Phil Ivey just lost his FIRST cheating suit, UK judge rules in favor of casino ...
An expert witness who testified on Ivey’s behalf told The Washington Post the gambler was allowed to control the way the game was played because he is a high roller. “High rollers are a precious commodity in the casino industry, and so they are ceded any number of special requests to get their business,” said Eliot Jacobson, a self-described “advantage-play expert” and a former professor at the University of California at Santa Barbara who taught computer science. “It’s competition for scarce resources.”
Jacobson, whose clients include casinos, strongly disagreed with the outcome. The judge “said going forward in the future a casino in the U.K. can be ignorant and should a player come in and win money off them using a new method, the casino doesn’t have to be accountable for their ignorance at all,” Jacobson said. “That to me seems an absurdity.”
Imagine you go to a casino to play blackjack. You find a table, sit down and buy some chips. Gambling has few barriers to entry.
After awhile, you notice: For some reason, all of the cards higher than 9 are marked. Because of some slight imperfection in the deck, you can tell whether a card is an ace, king, queen, jack or ten before it’s turned over. Because of a manufacturer’s mistake, you have a huge advantage over the house. And the dealer doesn’t notice.

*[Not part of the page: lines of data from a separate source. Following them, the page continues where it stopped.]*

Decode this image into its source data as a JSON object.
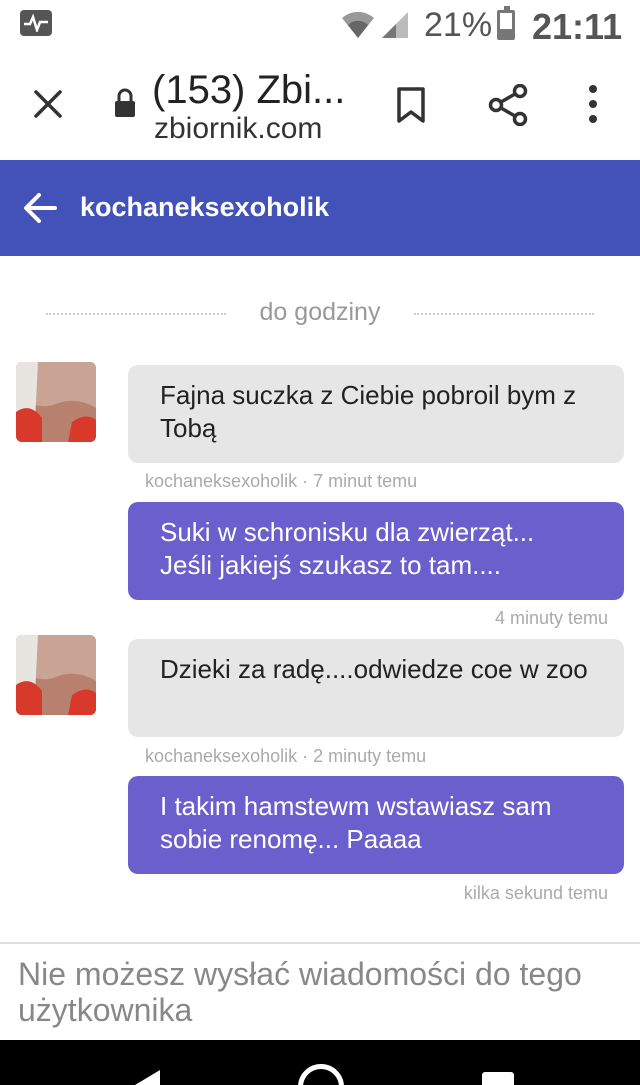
{
  "status_bar": {
    "battery_percent": "21%",
    "time": "21:11",
    "icons": [
      "activity-icon",
      "wifi-icon",
      "signal-icon",
      "battery-icon"
    ]
  },
  "browser": {
    "title": "(153) Zbi...",
    "domain": "zbiornik.com",
    "icons": [
      "close-icon",
      "lock-icon",
      "bookmark-icon",
      "share-icon",
      "more-icon"
    ]
  },
  "chat": {
    "username": "kochaneksexoholik",
    "date_divider": "do godziny",
    "messages": [
      {
        "direction": "incoming",
        "text": "Fajna suczka z Ciebie pobroil bym z Tobą",
        "meta": "kochaneksexoholik · 7 minut temu"
      },
      {
        "direction": "outgoing",
        "text": "Suki w schronisku dla zwierząt... Jeśli jakiejś szukasz to tam....",
        "meta": "4 minuty temu"
      },
      {
        "direction": "incoming",
        "text": "Dzieki za radę....odwiedze coe w zoo",
        "meta": "kochaneksexoholik · 2 minuty temu"
      },
      {
        "direction": "outgoing",
        "text": "I takim hamstewm wstawiasz sam sobie renomę... Paaaa",
        "meta": "kilka sekund temu"
      }
    ],
    "footer_notice": "Nie możesz wysłać wiadomości do tego użytkownika"
  },
  "colors": {
    "header_bg": "#4352b8",
    "outgoing_bubble": "#6a5fcd",
    "incoming_bubble": "#e6e6e6"
  }
}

You decide to stay at the table. You win $12.4 million dollars. But later, the casino figures out how you won, says you cheated and refuses to pay. So you sue.
So: What’s a judge to do? Were your gains ill-gotten — or is it the casino’s responsibility to watch its own back?
A different version of this question was put before a British court after American poker pro Phil Ivey sued a London casino. In 2012, Ivey was accused of cheating at Punto Banco, a form of baccarat, by Crockfords, which withheld Ivey’s $12.4 million winnings.
And on Wednesday, Her Majesty’s High Court of Justice decided Ivey had done wrong — and won’t get paid.
“He gave himself an advantage which the game precludes,” Judge John Mitting said, as Bloomberg reported. “This is in my view cheating.”